Aaron Jones: Good teams don't lose two in a row


We're less than 24 hours removed from the conclusion of Week 12 and in hindsight, it already has the feel of a momentous grouping of results.

In college football, sometimes they refer to such a weekend as "Separation Saturday," but the NFL's separation -- however minor it may be -- started Thursday, when the Houston Texans outlasted the Indianapolis Colts to take a one-game lead in the AFC South and split their season series.
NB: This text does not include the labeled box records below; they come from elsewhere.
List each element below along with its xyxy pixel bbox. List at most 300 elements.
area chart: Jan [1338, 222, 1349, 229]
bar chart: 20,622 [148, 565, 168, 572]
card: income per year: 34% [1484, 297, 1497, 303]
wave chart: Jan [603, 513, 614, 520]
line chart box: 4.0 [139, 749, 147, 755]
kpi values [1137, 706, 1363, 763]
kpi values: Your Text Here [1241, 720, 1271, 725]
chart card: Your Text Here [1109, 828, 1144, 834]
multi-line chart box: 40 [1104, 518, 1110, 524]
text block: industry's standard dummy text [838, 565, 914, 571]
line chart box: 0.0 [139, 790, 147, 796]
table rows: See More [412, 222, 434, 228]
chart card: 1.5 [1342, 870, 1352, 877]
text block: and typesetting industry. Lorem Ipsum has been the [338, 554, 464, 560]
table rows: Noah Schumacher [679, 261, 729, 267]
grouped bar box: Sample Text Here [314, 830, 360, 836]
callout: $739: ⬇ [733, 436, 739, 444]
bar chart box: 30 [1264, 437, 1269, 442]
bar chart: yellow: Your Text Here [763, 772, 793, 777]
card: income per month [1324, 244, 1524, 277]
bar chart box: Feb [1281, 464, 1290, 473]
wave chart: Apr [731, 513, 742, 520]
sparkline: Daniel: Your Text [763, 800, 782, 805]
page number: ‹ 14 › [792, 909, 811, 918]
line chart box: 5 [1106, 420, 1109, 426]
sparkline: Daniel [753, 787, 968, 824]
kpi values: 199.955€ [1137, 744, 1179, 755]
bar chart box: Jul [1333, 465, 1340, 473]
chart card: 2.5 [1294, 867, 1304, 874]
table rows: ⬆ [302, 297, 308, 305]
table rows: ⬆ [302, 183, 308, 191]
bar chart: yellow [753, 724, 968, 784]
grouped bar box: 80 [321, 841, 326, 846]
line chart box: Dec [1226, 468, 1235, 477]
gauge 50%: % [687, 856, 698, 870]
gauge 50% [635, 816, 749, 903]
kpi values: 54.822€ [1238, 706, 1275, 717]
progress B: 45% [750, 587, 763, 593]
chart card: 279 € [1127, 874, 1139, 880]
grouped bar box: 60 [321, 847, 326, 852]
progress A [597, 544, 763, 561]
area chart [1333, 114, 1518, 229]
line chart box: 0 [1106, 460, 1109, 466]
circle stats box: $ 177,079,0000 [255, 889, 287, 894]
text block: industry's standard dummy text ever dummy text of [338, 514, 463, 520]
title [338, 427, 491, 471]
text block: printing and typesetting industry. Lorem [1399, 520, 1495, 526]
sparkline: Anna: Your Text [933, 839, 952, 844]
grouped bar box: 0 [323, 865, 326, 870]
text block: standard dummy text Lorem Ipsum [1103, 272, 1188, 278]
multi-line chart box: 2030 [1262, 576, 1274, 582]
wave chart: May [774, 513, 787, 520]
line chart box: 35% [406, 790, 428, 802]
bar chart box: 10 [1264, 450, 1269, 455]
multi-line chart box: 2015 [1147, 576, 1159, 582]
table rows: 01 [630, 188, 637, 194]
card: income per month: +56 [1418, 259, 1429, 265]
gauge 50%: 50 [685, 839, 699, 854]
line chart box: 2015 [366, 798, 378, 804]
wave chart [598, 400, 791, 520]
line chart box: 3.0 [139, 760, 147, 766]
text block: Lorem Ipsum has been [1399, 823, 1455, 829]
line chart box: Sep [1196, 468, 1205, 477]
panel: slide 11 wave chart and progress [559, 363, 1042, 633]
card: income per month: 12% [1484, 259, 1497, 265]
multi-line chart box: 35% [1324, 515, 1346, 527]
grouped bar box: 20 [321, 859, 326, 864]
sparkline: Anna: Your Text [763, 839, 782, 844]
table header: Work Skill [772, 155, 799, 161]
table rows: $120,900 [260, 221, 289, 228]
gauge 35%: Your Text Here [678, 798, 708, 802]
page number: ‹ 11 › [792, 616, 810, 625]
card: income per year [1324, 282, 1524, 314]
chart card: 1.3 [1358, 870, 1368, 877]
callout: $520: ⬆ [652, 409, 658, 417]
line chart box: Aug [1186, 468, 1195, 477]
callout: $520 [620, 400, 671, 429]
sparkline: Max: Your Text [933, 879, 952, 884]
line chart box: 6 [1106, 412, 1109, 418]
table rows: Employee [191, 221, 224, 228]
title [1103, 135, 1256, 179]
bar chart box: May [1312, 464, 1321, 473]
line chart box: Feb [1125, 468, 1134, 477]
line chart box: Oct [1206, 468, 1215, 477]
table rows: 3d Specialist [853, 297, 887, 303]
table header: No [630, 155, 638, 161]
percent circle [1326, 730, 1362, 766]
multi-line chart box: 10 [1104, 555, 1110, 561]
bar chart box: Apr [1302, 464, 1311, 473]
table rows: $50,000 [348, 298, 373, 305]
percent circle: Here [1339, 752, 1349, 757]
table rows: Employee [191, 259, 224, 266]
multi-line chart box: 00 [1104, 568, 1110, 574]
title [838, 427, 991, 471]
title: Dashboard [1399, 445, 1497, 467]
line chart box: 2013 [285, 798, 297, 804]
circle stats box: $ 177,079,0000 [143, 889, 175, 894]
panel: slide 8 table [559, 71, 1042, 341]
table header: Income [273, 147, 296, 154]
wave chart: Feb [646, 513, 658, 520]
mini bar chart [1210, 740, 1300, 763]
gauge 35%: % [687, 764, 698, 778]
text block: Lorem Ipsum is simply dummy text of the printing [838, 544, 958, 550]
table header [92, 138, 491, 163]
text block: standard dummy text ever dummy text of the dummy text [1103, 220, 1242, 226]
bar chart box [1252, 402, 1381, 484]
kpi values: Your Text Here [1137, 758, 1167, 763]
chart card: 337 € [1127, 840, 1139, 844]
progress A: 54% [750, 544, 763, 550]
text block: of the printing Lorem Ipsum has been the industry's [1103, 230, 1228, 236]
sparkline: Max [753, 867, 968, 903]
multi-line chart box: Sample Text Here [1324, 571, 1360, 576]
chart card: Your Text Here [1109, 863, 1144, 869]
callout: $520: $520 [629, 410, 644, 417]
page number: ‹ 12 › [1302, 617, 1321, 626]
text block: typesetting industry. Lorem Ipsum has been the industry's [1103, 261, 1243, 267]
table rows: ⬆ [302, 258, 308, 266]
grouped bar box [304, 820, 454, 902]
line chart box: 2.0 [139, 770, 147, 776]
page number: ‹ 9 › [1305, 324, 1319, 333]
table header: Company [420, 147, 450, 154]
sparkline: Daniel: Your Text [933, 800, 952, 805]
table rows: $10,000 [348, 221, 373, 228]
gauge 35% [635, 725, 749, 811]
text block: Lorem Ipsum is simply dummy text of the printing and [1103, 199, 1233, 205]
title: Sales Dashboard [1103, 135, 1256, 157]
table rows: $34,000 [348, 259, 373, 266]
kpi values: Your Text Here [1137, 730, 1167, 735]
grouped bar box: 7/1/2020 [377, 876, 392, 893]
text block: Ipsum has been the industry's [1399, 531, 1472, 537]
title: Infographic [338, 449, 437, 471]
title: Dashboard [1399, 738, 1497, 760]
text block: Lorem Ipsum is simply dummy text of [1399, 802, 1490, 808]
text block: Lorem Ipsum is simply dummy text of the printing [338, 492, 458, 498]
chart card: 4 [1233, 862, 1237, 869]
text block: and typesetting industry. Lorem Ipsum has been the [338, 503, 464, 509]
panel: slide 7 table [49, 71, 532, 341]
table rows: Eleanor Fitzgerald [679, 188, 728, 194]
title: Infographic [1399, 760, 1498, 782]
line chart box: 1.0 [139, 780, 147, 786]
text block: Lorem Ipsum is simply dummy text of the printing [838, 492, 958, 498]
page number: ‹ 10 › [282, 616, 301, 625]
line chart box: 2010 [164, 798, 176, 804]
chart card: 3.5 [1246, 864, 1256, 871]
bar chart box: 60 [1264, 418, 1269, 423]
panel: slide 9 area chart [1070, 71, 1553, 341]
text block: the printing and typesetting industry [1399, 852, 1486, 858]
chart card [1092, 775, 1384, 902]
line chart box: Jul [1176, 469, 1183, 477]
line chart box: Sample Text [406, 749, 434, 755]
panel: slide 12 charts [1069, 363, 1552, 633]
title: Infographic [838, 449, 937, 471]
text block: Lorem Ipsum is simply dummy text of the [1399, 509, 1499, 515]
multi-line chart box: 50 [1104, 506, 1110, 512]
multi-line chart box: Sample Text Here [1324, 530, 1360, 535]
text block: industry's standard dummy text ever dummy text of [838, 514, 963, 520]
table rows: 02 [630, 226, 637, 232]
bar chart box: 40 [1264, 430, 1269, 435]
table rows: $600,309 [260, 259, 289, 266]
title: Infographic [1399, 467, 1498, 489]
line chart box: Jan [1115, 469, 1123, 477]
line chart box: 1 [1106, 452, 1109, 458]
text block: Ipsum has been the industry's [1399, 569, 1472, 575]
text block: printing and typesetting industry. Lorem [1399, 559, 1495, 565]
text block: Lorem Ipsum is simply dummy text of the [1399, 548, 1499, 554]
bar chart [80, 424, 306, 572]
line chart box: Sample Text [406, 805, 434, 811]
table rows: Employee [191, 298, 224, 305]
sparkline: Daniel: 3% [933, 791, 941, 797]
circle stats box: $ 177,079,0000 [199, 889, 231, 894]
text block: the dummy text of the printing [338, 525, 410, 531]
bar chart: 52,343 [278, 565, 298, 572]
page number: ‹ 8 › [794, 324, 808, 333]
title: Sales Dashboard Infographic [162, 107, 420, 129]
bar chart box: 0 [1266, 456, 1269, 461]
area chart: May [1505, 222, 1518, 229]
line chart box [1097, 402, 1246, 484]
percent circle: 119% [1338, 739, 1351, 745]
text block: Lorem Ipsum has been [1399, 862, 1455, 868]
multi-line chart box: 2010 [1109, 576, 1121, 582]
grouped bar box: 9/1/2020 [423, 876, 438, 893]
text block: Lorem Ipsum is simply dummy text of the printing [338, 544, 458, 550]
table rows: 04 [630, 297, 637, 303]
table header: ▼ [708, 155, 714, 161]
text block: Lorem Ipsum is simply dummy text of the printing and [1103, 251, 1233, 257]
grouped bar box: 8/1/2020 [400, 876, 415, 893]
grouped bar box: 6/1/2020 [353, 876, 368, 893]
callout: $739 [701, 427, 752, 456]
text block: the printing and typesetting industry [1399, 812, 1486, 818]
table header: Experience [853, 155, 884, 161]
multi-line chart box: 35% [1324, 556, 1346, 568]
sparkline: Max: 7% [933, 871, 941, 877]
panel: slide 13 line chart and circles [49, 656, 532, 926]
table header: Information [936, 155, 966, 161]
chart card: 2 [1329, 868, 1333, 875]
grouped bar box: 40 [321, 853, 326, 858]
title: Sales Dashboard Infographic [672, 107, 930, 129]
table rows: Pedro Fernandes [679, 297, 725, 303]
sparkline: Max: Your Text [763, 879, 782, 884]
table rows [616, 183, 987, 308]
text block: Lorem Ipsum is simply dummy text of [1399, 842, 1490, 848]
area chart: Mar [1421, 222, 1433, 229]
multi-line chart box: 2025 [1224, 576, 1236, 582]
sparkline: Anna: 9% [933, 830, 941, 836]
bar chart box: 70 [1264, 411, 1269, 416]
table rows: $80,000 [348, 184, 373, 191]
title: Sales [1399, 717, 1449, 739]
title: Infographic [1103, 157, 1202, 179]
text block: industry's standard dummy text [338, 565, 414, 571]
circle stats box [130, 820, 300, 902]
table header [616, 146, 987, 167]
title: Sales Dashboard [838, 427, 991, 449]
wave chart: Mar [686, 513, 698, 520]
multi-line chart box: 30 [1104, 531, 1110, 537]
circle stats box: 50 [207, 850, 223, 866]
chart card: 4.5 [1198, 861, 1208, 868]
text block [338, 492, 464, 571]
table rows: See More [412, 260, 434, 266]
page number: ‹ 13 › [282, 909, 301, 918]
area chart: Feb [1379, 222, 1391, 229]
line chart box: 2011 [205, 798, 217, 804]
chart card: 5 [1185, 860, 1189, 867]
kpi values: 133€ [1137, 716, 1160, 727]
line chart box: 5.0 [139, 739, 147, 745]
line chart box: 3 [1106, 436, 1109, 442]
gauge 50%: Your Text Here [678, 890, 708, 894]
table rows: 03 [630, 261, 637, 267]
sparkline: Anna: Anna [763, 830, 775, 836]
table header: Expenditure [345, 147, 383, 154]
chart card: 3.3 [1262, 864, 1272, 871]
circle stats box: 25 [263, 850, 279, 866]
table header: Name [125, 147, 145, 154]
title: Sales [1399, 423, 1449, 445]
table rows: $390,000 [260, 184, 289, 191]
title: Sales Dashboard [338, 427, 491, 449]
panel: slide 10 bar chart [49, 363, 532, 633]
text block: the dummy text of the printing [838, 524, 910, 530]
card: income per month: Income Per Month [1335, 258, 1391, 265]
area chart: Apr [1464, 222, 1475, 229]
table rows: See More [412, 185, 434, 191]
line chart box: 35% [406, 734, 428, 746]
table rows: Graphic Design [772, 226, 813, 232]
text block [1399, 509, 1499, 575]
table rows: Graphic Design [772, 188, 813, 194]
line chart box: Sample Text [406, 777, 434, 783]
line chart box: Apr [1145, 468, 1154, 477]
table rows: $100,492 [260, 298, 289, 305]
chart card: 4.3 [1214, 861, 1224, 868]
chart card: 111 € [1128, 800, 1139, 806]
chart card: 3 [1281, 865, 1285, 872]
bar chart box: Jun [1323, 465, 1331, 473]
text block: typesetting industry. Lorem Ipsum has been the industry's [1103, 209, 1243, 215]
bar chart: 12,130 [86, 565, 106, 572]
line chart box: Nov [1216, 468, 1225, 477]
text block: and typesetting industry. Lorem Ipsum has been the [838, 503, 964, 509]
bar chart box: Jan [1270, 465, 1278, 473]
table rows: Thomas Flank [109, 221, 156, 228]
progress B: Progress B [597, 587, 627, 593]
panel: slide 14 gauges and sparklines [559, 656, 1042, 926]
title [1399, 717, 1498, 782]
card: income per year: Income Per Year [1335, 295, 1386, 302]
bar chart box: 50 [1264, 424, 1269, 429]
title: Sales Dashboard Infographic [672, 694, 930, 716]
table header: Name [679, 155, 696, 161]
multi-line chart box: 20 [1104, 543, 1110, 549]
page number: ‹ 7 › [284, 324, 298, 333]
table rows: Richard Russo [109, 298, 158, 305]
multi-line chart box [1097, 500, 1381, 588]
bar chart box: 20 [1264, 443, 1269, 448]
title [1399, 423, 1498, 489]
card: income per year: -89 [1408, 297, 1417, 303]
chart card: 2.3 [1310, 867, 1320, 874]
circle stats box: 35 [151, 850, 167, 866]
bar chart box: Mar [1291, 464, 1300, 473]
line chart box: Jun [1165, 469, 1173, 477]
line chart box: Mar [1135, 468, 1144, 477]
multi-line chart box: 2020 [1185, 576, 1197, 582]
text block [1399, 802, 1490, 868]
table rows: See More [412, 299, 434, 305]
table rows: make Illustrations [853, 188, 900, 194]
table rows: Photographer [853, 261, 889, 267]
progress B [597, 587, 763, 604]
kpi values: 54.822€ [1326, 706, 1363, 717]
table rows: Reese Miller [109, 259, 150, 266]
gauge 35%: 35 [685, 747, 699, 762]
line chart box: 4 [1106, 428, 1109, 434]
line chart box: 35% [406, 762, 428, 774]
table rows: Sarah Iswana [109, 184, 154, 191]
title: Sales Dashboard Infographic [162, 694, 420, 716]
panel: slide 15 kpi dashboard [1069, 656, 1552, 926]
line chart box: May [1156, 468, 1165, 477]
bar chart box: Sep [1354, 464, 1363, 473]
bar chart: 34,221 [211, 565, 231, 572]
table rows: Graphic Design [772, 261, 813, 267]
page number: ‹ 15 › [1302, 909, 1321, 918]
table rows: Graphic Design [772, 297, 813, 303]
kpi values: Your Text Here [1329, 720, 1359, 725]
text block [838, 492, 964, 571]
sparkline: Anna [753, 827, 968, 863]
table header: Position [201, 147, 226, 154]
We saw more separation Monday night when the Ravens, a favorite to win the AFC, destroyed the defending NFC champion Rams.

None might have been more emphatic, though, than the San Francisco 49ers' dominance over the Green Bay Packers.

Sticking to their winning formula, the 49ers harassed Aaron Rodgers all night, choking the Packers' offensive attack before it could ever get going. Meanwhile, San Francisco's offense racked up the points, taking a 23-0 lead into the half and never looking back.

The win felt like San Francisco's most emphatic expression of its potential in 2019. Sure, it had dominated others, but two weeks after its first loss of the season in a wild overtime thriller to division rival Seattle, the Niners need a legitimate bounce-back performance (against a team not named Arizona). It was that and then some against another NFC favorite that looked anything but a favorite.

The key for that team, Packers running back Aaron Jones said Monday, is to keep such a disheartening loss from happening again.

"We just keep with the mindset good teams don't lose two in a row," Jones said during a Monday appearance on USA Today Network-Wisconsin's live weekly show "Clubhouse Live". "We haven't done that all year, so we're going to keep that mindset. We feel like we're a pretty good team. Just go back to work."

Jones has been a do-everything dynamo for Green Bay in 2019, serving as a fully unlocked weapon for a Packers' offense that frequently overlooked him in previous campaigns under since-ousted sideline leadership. He went for three scores and just under 100 yards on the ground in Week 11, but his effectiveness was limited Sunday night in part because the Packers quickly found themselves trying to dig out of a hole on the road. That hole only grew deeper by halftime, severely limiting their offensive potential under Matt LaFleur and ultimately leading to an ugly result.

"They just beat us. They're a great team, and we didn't come ready to play," Jones said of San Francisco. "We didn't play like ourselves, and that's what happens when you don't come ready to play."

With a new week comes a new opportunity, though, and the road opens up for the 8-3 Packers. Of its final five games left, four are against teams with sub-.500 records: New York Giants, Washington, Chicago and Detroit.

One massive contest looms, though, in the unfriendly confines of U.S. Bank Stadium. Tied atop the NFC North after 12 weeks, the division could come down to Green Bay's Week 16 meeting with Minnesota in Minneapolis.